The Russian president ultimately sees Bashar al-Assad as the solution to Turkey’s border crisis, but is playing a long game.
Russian President Vladimir Putin and Turkish President Recep Tayyip Erdogan speak during their meeting on the sidelines of the MAKS-2019 International Aviation and Space Salon in Zhukovsky outside Moscow, Russia, August  27, 2019. Maxim Shipenkov/Pool via REUTERS - RC147D99BA60

Turkish President Recep Tayyip Erdogan does not seem to be inclined toward introspection and second thoughts, but Syria may eventually be an exception. He took up the cause against Syrian President Bashar al-Assad in 2011, backing the protesters and opposition forces, including jihadist outliers, as well as allowing a "two-way jihadist highway," which contributed to the expansion of the Islamic State and the tens of thousands of terrorists now based in Idlib.

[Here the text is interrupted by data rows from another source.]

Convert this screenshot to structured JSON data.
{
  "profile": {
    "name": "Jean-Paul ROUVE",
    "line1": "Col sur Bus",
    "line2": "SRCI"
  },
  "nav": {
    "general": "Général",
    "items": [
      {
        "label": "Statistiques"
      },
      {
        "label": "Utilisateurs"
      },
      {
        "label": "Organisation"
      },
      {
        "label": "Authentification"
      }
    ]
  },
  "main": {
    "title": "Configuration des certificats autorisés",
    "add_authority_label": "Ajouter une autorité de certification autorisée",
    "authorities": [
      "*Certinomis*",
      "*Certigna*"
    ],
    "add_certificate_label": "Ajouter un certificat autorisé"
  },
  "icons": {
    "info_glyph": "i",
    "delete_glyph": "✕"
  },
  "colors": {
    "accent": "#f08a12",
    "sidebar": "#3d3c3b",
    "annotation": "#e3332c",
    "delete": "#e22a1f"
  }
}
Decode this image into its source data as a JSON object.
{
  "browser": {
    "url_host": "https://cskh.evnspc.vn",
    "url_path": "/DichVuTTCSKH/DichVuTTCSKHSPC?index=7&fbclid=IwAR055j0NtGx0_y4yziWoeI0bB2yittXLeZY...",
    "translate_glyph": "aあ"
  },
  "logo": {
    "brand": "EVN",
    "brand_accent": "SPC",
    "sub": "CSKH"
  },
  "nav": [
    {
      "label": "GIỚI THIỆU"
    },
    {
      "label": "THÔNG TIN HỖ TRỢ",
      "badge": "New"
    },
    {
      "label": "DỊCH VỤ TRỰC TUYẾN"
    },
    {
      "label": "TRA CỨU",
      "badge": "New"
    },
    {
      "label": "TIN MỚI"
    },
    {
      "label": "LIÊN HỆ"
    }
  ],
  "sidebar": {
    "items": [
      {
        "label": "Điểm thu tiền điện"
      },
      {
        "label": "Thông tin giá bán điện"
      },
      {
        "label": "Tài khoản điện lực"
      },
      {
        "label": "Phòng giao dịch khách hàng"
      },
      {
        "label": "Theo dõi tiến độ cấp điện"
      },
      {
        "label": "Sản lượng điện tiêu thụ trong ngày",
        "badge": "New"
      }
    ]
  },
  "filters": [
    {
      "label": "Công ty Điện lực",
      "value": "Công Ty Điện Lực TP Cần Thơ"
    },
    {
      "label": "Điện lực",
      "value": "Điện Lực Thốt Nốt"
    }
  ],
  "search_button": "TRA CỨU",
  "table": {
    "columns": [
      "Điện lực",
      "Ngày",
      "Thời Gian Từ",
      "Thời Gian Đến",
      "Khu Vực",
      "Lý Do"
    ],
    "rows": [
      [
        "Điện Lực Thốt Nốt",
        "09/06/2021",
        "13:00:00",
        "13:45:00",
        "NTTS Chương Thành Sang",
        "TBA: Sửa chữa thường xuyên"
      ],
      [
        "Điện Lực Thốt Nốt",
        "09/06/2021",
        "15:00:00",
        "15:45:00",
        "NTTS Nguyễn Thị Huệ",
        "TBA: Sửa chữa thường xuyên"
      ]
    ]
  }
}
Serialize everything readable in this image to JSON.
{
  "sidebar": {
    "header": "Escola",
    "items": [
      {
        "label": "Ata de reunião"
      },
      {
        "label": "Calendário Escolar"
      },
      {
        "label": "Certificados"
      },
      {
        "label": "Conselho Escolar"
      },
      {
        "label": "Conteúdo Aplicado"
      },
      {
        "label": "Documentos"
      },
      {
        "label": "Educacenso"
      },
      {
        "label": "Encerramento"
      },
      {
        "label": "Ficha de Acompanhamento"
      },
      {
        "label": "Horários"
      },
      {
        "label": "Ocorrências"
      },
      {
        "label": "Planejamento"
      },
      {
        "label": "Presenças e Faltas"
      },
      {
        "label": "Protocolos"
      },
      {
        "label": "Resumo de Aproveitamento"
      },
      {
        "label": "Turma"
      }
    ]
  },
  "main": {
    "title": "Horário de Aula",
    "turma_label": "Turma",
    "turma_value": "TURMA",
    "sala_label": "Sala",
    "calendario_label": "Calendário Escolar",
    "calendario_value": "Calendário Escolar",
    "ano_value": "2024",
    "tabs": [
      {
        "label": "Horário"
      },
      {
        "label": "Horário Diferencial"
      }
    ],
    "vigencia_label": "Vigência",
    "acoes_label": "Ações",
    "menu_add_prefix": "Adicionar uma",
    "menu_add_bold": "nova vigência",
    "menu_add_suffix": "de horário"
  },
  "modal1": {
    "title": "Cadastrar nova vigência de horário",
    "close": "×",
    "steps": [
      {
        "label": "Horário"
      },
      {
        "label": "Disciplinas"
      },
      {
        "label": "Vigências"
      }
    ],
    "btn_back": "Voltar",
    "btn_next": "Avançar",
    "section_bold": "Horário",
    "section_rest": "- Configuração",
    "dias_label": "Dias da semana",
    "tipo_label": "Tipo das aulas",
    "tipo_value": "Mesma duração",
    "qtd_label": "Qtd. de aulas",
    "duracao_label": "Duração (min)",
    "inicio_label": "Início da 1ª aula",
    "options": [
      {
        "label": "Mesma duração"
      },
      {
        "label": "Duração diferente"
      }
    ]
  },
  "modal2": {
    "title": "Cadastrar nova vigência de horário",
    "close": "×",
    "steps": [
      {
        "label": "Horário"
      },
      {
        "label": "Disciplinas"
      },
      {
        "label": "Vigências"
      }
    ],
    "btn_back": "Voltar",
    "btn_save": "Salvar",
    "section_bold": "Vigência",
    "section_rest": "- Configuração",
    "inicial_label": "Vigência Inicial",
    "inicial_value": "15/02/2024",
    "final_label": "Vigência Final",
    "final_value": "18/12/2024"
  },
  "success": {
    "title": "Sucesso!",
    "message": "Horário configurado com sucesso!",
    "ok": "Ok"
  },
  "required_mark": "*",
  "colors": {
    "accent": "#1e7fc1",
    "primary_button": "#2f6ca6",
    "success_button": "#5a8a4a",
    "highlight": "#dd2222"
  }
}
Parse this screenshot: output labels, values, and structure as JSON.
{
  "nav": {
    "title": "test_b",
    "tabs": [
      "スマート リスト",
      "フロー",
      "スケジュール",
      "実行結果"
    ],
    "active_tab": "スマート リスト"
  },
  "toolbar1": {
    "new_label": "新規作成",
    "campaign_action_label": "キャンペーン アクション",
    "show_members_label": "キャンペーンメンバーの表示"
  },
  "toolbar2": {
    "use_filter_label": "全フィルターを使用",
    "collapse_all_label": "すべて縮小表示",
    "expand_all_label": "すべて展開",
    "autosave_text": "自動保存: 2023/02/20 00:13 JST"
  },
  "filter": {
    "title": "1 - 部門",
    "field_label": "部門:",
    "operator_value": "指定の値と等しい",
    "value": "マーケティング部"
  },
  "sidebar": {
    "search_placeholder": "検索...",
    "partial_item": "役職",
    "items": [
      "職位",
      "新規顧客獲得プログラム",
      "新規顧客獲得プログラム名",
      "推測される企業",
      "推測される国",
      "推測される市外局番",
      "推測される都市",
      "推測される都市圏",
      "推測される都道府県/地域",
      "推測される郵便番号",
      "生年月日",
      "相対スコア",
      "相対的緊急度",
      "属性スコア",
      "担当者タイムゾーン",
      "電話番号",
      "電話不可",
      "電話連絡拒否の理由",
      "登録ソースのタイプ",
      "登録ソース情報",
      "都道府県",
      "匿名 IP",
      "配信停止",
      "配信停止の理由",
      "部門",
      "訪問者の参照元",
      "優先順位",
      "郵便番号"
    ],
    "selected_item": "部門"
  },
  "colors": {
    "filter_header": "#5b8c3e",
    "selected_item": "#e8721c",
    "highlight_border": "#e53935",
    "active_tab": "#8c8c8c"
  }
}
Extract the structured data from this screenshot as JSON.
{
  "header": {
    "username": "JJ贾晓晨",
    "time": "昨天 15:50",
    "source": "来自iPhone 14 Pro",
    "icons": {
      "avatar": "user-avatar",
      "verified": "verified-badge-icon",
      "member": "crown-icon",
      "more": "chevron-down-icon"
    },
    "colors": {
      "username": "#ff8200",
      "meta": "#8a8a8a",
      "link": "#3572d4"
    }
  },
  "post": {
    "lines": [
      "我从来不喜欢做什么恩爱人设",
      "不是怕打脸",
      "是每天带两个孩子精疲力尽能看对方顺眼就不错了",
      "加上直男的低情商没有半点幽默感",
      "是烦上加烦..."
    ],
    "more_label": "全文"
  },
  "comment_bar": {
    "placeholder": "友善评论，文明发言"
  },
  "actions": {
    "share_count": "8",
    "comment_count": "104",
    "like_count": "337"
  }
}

Talk about a crisis on your southern border. Erdogan fears that he could face a massive exodus of refugees from Idlib because of the fighting there. Ayla Jean Yackley reports that Turkey “is cracking down on unregistered migrants, forcing them back to camps along the border if they do not have papers. It denies reports that it has forcibly deported hundreds or thousands back to Idlib, where they face possible violence or recrimination. But officials at the Bab al-Hawa border gate were quoted as saying Turkey had expelled 8,901 Syrians in August.”